Everyone has their own rituals when it comes to reading comics. Some people like to read them on the train, others while drinking a cup of coffee. Me? I’m as big of a sucker for music as I am comics, luckily you can enjoy both at the same time! At Graphic Playlist we have a recommended playlist for some of the comics we’ve recently enjoyed.

DCI don’t think there’s ever been another comic on the shelves that tugs at my heartstrings as much as Deadly Class. It follows a group of high school kids at a secret school where they train to be deadly assassins. The kicker: it takes in the ’80s and is HEAVILY influenced and propelled by the music of the era. I mean, there was a whole 3-4 pages in one issue discussing the Smiths! Where else are you going to find something like that?
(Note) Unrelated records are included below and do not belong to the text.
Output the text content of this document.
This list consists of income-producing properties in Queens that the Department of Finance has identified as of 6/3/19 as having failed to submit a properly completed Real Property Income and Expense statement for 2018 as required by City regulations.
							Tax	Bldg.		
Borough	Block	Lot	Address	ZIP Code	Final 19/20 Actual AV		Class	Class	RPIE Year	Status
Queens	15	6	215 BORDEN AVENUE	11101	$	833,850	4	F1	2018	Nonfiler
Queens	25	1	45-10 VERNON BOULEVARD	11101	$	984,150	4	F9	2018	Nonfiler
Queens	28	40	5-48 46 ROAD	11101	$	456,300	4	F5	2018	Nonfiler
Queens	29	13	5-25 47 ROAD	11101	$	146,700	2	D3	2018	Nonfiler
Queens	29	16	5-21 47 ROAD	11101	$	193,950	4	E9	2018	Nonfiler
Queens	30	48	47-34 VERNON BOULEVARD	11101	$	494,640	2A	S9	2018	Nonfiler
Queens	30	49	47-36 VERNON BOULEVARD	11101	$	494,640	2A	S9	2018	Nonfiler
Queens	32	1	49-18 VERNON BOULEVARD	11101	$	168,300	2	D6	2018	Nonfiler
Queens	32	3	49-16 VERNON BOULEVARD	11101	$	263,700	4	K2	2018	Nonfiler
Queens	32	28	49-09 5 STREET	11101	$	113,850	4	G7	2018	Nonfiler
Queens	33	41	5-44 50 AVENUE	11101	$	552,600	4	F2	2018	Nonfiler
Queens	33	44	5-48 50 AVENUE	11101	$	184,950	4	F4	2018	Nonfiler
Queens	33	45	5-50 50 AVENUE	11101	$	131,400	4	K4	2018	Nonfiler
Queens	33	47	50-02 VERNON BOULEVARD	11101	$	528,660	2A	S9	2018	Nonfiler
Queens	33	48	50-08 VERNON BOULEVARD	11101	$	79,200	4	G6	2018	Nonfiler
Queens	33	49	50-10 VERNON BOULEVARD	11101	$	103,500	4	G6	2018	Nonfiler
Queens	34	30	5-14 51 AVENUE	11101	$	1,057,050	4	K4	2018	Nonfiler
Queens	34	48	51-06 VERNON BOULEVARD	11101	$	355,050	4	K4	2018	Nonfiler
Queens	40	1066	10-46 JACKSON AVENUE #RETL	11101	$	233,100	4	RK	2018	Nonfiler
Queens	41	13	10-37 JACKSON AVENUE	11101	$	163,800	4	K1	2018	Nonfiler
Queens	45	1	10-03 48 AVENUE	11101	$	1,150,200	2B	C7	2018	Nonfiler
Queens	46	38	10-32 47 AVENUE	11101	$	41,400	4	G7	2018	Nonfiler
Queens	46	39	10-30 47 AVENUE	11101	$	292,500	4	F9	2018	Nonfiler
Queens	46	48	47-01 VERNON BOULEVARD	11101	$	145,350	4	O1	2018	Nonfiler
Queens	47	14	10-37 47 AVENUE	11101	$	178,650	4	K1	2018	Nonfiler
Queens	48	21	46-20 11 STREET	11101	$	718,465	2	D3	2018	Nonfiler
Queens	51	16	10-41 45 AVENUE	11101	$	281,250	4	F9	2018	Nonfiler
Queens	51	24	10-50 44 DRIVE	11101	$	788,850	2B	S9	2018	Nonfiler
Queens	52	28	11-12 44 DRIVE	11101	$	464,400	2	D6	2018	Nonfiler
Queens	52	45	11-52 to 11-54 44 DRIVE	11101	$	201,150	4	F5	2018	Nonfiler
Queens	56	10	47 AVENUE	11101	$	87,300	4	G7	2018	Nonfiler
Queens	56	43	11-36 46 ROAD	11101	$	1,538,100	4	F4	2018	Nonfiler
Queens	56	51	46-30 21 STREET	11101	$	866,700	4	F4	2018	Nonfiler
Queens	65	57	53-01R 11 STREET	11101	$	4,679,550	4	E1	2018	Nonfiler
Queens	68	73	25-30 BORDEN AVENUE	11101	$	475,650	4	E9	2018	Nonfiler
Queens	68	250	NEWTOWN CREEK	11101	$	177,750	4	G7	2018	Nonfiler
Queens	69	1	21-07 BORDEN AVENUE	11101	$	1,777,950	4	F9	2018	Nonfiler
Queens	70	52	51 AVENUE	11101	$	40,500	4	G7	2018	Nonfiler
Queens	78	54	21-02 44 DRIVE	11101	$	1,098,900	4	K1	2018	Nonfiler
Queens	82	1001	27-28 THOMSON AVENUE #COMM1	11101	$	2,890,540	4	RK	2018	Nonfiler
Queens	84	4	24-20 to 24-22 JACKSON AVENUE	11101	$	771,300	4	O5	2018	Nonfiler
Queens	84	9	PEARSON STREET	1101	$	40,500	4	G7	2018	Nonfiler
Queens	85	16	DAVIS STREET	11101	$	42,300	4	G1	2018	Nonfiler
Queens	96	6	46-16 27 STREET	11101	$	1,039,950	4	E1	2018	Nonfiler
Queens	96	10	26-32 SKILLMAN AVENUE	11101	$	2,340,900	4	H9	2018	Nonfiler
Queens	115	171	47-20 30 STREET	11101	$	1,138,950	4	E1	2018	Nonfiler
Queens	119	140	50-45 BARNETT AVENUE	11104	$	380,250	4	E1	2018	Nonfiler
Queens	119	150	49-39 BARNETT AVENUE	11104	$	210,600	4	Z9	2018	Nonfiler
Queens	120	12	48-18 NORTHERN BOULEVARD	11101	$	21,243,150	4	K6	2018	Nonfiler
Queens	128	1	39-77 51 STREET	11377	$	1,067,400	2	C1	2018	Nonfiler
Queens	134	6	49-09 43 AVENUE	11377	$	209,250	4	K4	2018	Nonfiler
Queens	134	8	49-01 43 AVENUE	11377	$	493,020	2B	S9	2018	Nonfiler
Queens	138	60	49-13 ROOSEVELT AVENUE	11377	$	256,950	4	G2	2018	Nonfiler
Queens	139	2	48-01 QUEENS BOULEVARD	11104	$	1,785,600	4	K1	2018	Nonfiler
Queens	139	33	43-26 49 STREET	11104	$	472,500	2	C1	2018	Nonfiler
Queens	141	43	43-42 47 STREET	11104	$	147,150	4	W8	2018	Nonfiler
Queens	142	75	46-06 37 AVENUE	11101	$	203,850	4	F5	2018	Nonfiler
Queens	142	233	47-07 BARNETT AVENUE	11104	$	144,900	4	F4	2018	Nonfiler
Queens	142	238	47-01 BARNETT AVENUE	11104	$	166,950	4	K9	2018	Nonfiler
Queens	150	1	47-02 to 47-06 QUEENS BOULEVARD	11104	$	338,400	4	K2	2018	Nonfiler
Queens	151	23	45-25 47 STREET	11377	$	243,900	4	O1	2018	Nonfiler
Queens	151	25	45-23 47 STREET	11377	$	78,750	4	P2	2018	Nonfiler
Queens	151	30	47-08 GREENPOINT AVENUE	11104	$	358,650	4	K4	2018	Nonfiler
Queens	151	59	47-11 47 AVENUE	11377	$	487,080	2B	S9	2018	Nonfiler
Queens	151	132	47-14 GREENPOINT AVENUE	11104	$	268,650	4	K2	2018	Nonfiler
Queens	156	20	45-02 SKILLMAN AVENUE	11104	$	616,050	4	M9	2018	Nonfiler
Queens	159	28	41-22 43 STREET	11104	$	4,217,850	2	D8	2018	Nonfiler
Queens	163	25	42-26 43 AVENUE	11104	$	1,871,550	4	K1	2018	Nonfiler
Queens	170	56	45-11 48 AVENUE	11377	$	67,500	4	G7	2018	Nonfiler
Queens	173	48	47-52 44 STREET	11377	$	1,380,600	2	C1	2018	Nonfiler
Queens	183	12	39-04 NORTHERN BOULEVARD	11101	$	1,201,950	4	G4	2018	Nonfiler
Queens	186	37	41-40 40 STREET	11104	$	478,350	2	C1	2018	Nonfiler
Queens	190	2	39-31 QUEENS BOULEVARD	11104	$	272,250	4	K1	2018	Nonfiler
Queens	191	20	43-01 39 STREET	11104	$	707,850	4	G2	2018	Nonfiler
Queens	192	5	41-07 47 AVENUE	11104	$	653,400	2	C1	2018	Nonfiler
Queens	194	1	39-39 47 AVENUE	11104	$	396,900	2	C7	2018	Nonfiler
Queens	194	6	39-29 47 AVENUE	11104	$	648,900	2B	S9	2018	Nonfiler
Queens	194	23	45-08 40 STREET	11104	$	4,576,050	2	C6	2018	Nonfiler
If there’s one thing I’m an absolute sucker for, it’s music. Since I was a teen, my life has revolved around going to shows practically every weekend. The majority of the friends that I have today were friends that I made attending hardcore shows while I was in high school. I wasted countless hours playing in all sorts of crappy bands. Music has shaped my entire being more than anything else in the world. Deadly Class makes it pretty clear, Remender totally gets that and that’s why I can’t get enough. Aside from Kieron Gillen and Bob Fingerman, you don’t see this much in comics.

I definitely had a bit of an internal struggle if I should do a Graphic Playlist for this series. This is one of the few comics where one of the creators posts their own playlist for the book, so I questioned if it was redundant, or even silly if I made one as well. Deadly Class is a book that is so heavily wrapped up with both music and personal experience. So, I am came to the conclusion, who cares if it’s redundant. I enjoyed sitting down and thinking about what my mixtape would look like if I was a student at King’s Dominion School of the Deadly Arts in the late ’80s. Granted, it was pretty easy for me, considering my orange crates of vinyl are full of music from the time period, but it was still an enjoyable exercise. Cheers to Remender, Craig and Loughridge for putting out a book that “gets it”.

Did music play an important role for you when you were growing up? What would have been on your 80’s mixtape?